Itu adalah kemungkinan interpretasi yang diberikan al-Ulyani dari hadits di atas tadi. untuk mengkritisinya maka marilah kita perhatikan poin-poin di bawah ini:

Pertama: Tidak diragukan lagi bahwa semangat sahabat ‘Atban untuk mendirikan shalat jama’ah di rumah adalah‘salah satu’ sebab, tetapi ‘bukan satu-satunya’ sebab. Karena kita dapat melihat dengan jelas, bagaimana sahabat ‘Atban sangat menghendaki tabarruk dari tempat shalat Rasulallah. Dan Nabi pun mengetahui tujuan sahabatnya itu. Atas dasar itu, Rasulallah langsung menanyakan tempat yang dikehendaki sahabatnya untuk dijadikan mushalla, dirumahnya. Jika isu sekte wahabi di atas itu benar maka selayak-nya Nabi shalat di sembarang tempat, di rumah sahabatnya tadi, mungkin di ruang tamu, ruang tengah, atau di tempat yang terdekat dengan pintu masuk. Dan kenyataannya, Nabi menanyakan terlebih dahulu; “Dimana engkau menginginkan aku melakukan shalat?”. Dengan kata lain, Rasulallah tahu bahwa sahabatnya itu akan mengambil berkah dari tempat shalat beliau saw.. Jika apa yang dinyatakan oleh al-Ulyani benar maka seharusnya Rasulallah saw. langsung melakukan shalat di rumahnya, tanpa menanya- kan dengan redaksi dan model pertanyaan semacam itu.

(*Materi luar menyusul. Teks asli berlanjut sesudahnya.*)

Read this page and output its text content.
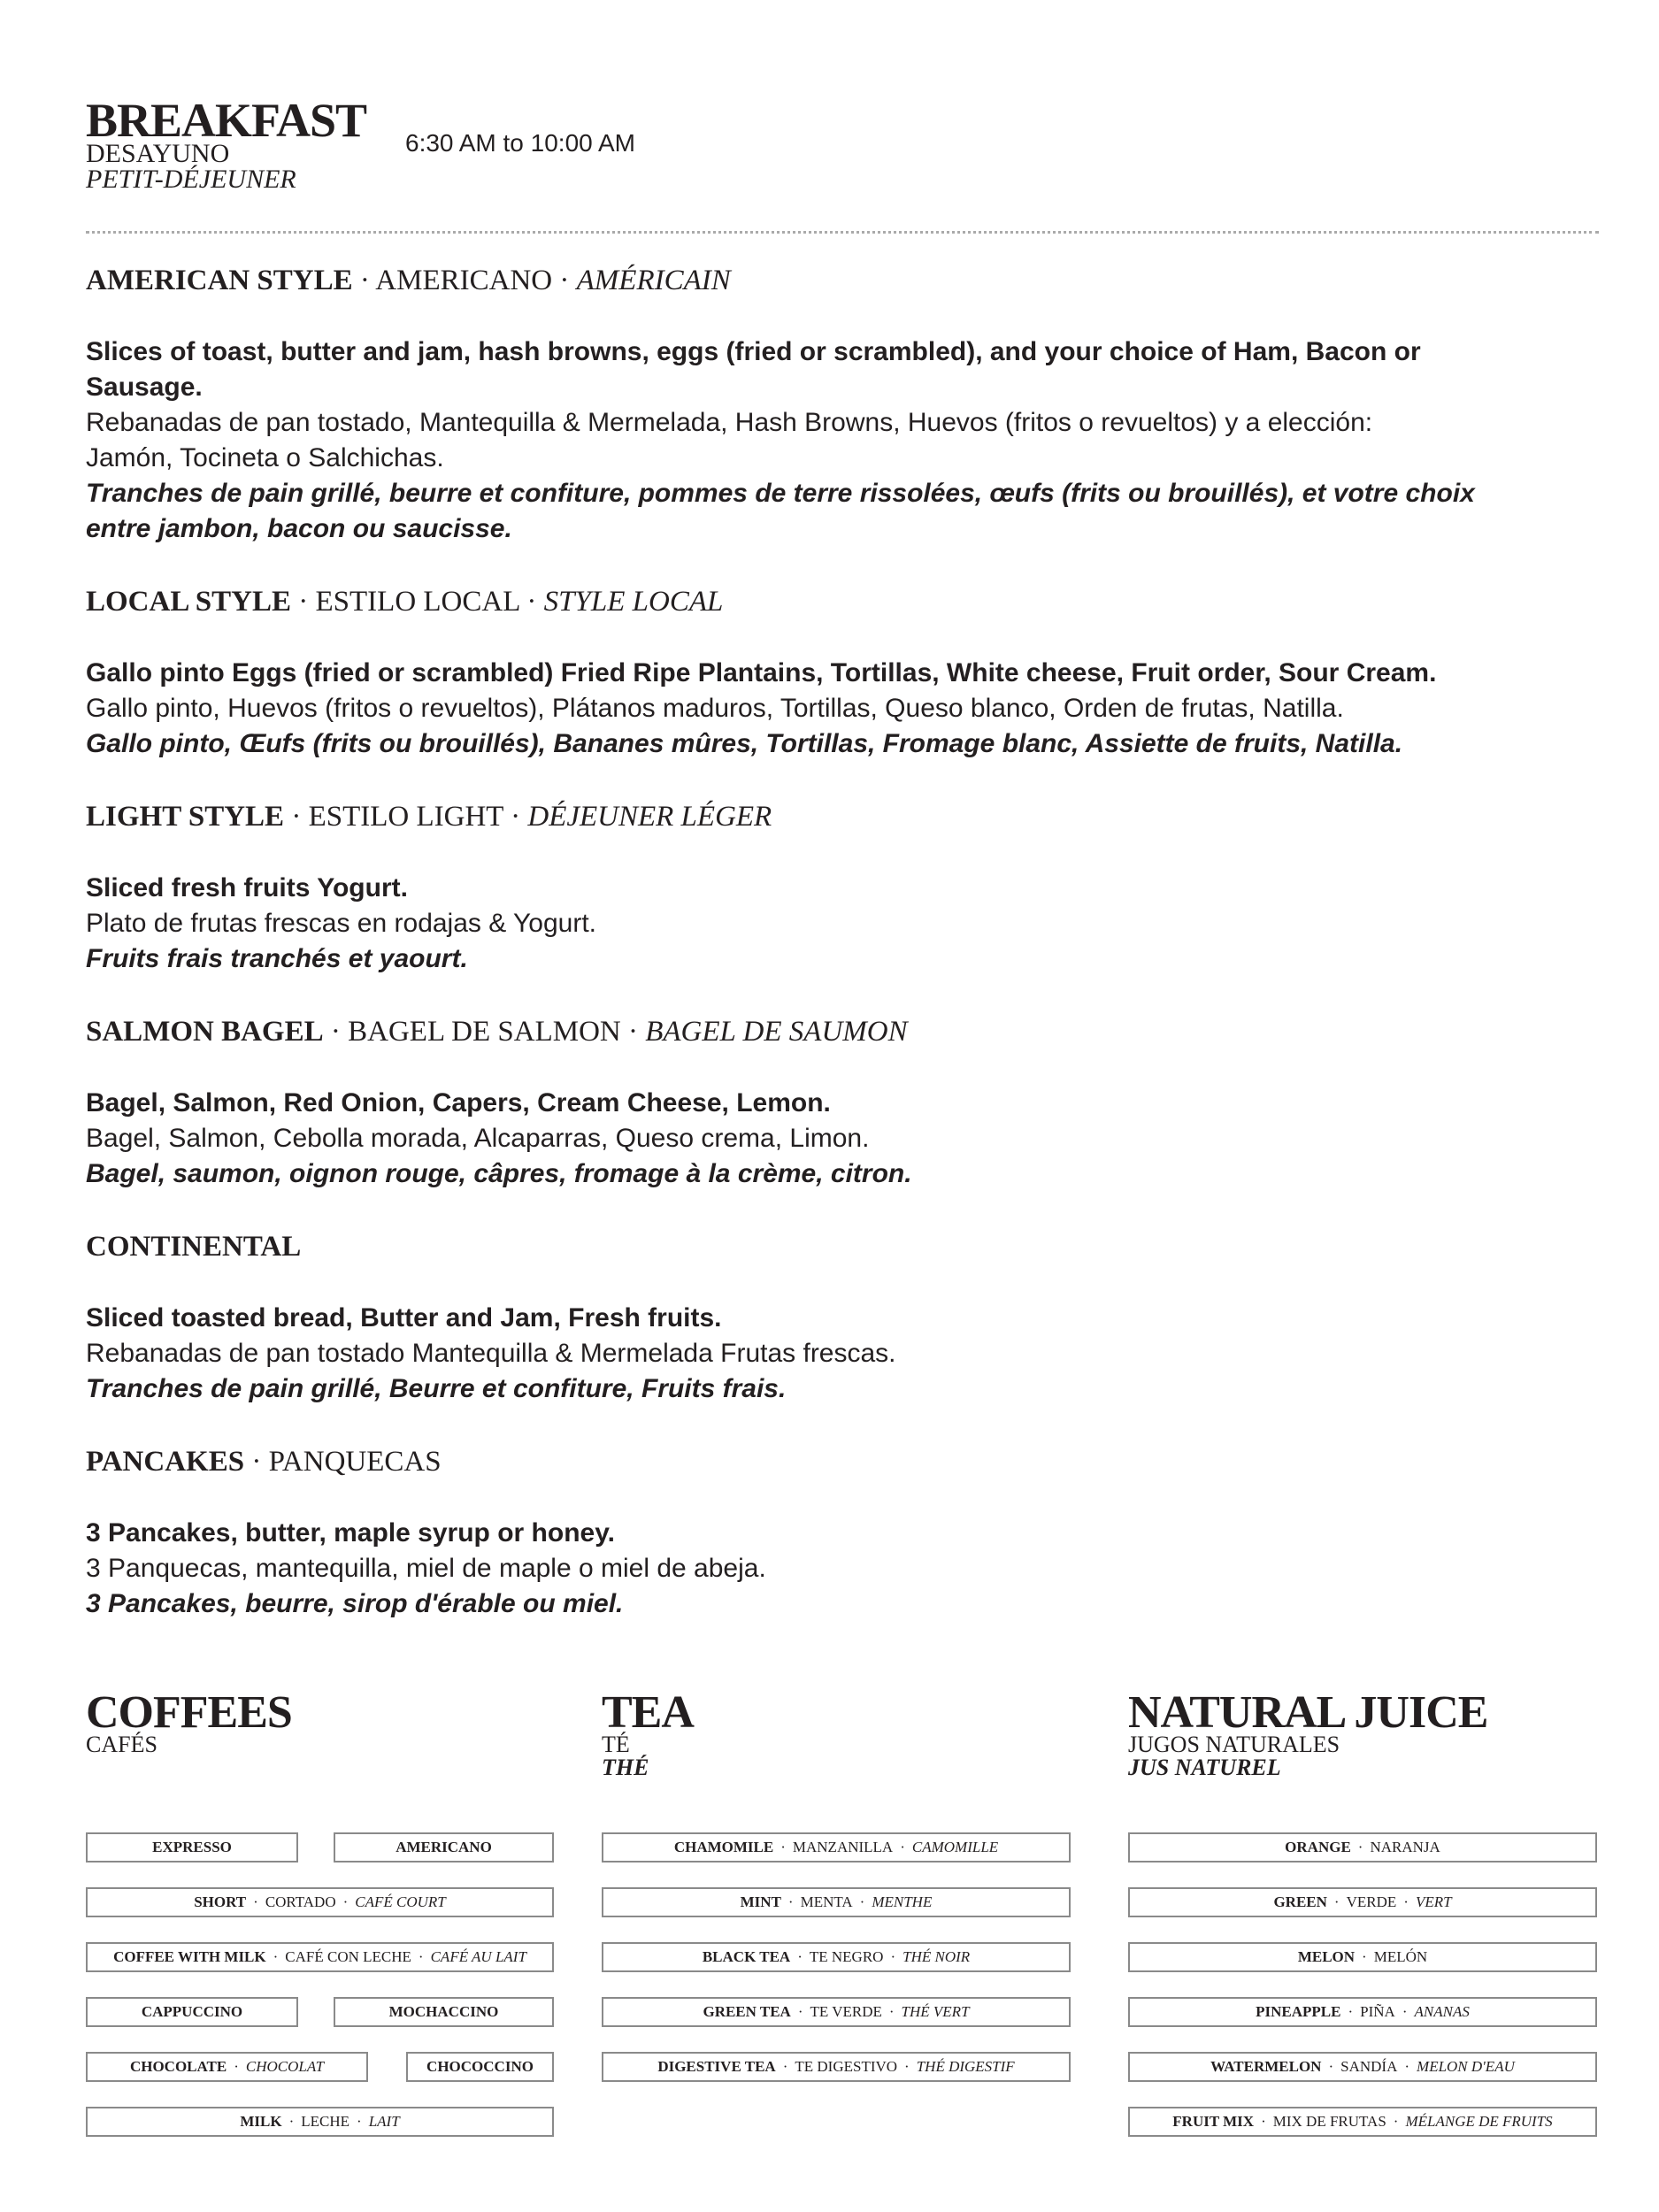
BREAKFAST
DESAYUNO
PETIT-DÉJEUNER
6:30 AM to 10:00 AM
AMERICAN STYLE · AMERICANO · AMÉRICAIN
Slices of toast, butter and jam, hash browns, eggs (fried or scrambled), and your choice of Ham, Bacon or
Sausage.
Rebanadas de pan tostado, Mantequilla & Mermelada, Hash Browns, Huevos (fritos o revueltos) y a elección:
Jamón, Tocineta o Salchichas.
Tranches de pain grillé, beurre et confiture, pommes de terre rissolées, œufs (frits ou brouillés), et votre choix
entre jambon, bacon ou saucisse.
LOCAL STYLE · ESTILO LOCAL · STYLE LOCAL
Gallo pinto Eggs (fried or scrambled) Fried Ripe Plantains, Tortillas, White cheese, Fruit order, Sour Cream.
Gallo pinto, Huevos (fritos o revueltos), Plátanos maduros, Tortillas, Queso blanco, Orden de frutas, Natilla.
Gallo pinto, Œufs (frits ou brouillés), Bananes mûres, Tortillas, Fromage blanc, Assiette de fruits, Natilla.
LIGHT STYLE · ESTILO LIGHT · DÉJEUNER LÉGER
Sliced fresh fruits Yogurt.
Plato de frutas frescas en rodajas & Yogurt.
Fruits frais tranchés et yaourt.
SALMON BAGEL · BAGEL DE SALMON · BAGEL DE SAUMON
Bagel, Salmon, Red Onion, Capers, Cream Cheese, Lemon.
Bagel, Salmon, Cebolla morada, Alcaparras, Queso crema, Limon.
Bagel, saumon, oignon rouge, câpres, fromage à la crème, citron.
CONTINENTAL
Sliced toasted bread, Butter and Jam, Fresh fruits.
Rebanadas de pan tostado Mantequilla & Mermelada Frutas frescas.
Tranches de pain grillé, Beurre et confiture, Fruits frais.
PANCAKES · PANQUECAS
3 Pancakes, butter, maple syrup or honey.
3 Panquecas, mantequilla, miel de maple o miel de abeja.
3 Pancakes, beurre, sirop d'érable ou miel.
COFFEES
CAFÉS
TEA
TÉ
THÉ
NATURAL JUICE
JUGOS NATURALES
JUS NATUREL
EXPRESSO	AMERICANO
SHORT · CORTADO · CAFÉ COURT
COFFEE WITH MILK · CAFÉ CON LECHE · CAFÉ AU LAIT
CAPPUCCINO	MOCHACCINO
CHOCOLATE · CHOCOLAT	CHOCOCCINO
MILK · LECHE · LAIT
CHAMOMILE · MANZANILLA · CAMOMILLE
MINT · MENTA · MENTHE
BLACK TEA · TE NEGRO · THÉ NOIR
GREEN TEA · TE VERDE · THÉ VERT
DIGESTIVE TEA · TE DIGESTIVO · THÉ DIGESTIF
ORANGE · NARANJA
GREEN · VERDE · VERT
MELON · MELÓN
PINEAPPLE · PIÑA · ANANAS
WATERMELON · SANDÍA · MELON D'EAU
FRUIT MIX · MIX DE FRUTAS · MÉLANGE DE FRUITS
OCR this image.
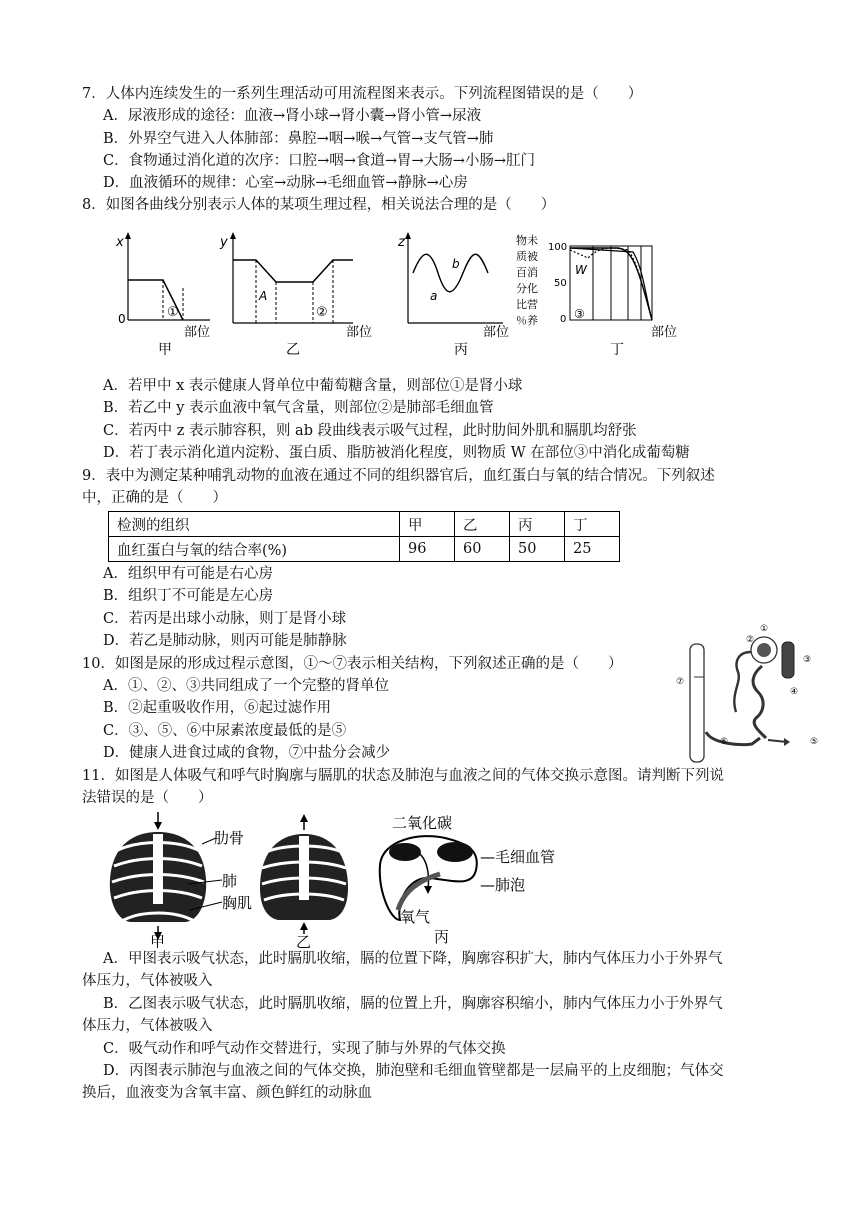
7．人体内连续发生的一系列生理活动可用流程图来表示。下列流程图错误的是（　　）
A．尿液形成的途径：血液→肾小球→肾小囊→肾小管→尿液
B．外界空气进入人体肺部：鼻腔→咽→喉→气管→支气管→肺
C．食物通过消化道的次序：口腔→咽→食道→胃→大肠→小肠→肛门
D．血液循环的规律：心室→动脉→毛细血管→静脉→心房
8．如图各曲线分别表示人体的某项生理过程，相关说法合理的是（　　）
x
0	①
部位
甲
y
A
②
部位
乙
z
a
b
部位
丙
物未
质被
百消
分化
比营
％养
100
50
0
W
③
部位
丁
A．若甲中 x 表示健康人肾单位中葡萄糖含量，则部位①是肾小球
B．若乙中 y 表示血液中氧气含量，则部位②是肺部毛细血管
C．若丙中 z 表示肺容积，则 ab 段曲线表示吸气过程，此时肋间外肌和膈肌均舒张
D．若丁表示消化道内淀粉、蛋白质、脂肪被消化程度，则物质 W 在部位③中消化成葡萄糖
9．表中为测定某种哺乳动物的血液在通过不同的组织器官后，血红蛋白与氧的结合情况。下列叙述
中，正确的是（　　）
检测的组织	甲	乙	丙	丁
血红蛋白与氧的结合率(%)	96	60	50	25
A．组织甲有可能是右心房
B．组织丁不可能是左心房
C．若丙是出球小动脉，则丁是肾小球
D．若乙是肺动脉，则丙可能是肺静脉
10．如图是尿的形成过程示意图，①～⑦表示相关结构，下列叙述正确的是（　　）
A．①、②、③共同组成了一个完整的肾单位
B．②起重吸收作用，⑥起过滤作用
C．③、⑤、⑥中尿素浓度最低的是⑤
D．健康人进食过咸的食物，⑦中盐分会减少
②
①
③
④
⑤
⑥
⑦
11．如图是人体吸气和呼气时胸廓与膈肌的状态及肺泡与血液之间的气体交换示意图。请判断下列说
法错误的是（　　）
甲
肋骨
肺
胸肌
乙
二氧化碳
—毛细血管
—肺泡
氧气
丙
A．甲图表示吸气状态，此时膈肌收缩，膈的位置下降，胸廓容积扩大，肺内气体压力小于外界气
体压力，气体被吸入
B．乙图表示吸气状态，此时膈肌收缩，膈的位置上升，胸廓容积缩小，肺内气体压力小于外界气
体压力，气体被吸入
C．吸气动作和呼气动作交替进行，实现了肺与外界的气体交换
D．丙图表示肺泡与血液之间的气体交换，肺泡壁和毛细血管壁都是一层扁平的上皮细胞；气体交
换后，血液变为含氧丰富、颜色鲜红的动脉血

Kedua: Kalaupun apa yang dinyatakan al-Ulyani benar bahwa tujuan sahabat ‘Atban tadi adalah ingin memastikankebenaran arah kiblat karena ia tidak dapat melihat dengan baik, dengan cara mendatangkan Rasulallah saw. kerumahnya, maka hal inipun sulit diterima. Dikarenakan untuk memperoleh arah kiblat yang benar oleh ‘Atban yang penglihatannya lemah, bisa saja ia meminta tolong anggota keluarga, sanak-famili ataupun melibatkan sahabat Rasulallah lain untuk memberikan arahan yang sesuai arah kiblat yang benar, bukan dengan memangil Rasulallah, apalagi dilanjutkan dengan pelaksanaan dua rakaat shalat oleh Rasulallah saw.. Dan dikarenakan Rasulallah hanya shalat dua rakaat (diwaktu siang sebagai mana tekts hadits) maka ini membuktikan bahwa shalat yang dilakukan Rasulallah adalah shalat sunah, bukan shalat wajib. Oleh karenanya, jika Rasulallah hanya berfungsi sebagai penunjuk arah kiblat yang benar, buat apa beliau melakukan shalat sunah, cukup memberitahu dengan lisan dan tunjuk saja.

Ketiga: Perkiraan penulis madzhab Wahabi tadi selain tidak sesuai dengan bukti-bukti (qarinah) yang ada, juga apa yang ia perkirakan dan yang di pahaminya tidak lebih baik dari apa yang dipahami oleh pribadi agung sepertiIbnu Hajar al-Asqolani dalam kitab Syarah Bukharinya. Allamah Ibnu Hajar al-Asqolani berkaitan dengan hadits tadi mengatakan:

a. “Dalam hadits ‘Atban yang meminta Nabi melaksanakan shalat dirumahnya dan Nabi pun memenuhi keinginan tersebut adalah bukti pembolehan (hujjah) akan tabarruk atas kesan dan peninggalan para manusia shaleh”. (Lihat: Fathul Bari 1/469)

b. Sewaktu Nabi diundang dan diminta untuk melakukan shalat, hal itu tiada lain adalah agar pemilik rumah dapat mengambil berkah (tabarruk) dari tempat shalat tadi. Maka dari itu beliau bertanya tentang tempat yang memang dikhususkan untuk itu…”. (Lihat: Fathul Bari 1/433)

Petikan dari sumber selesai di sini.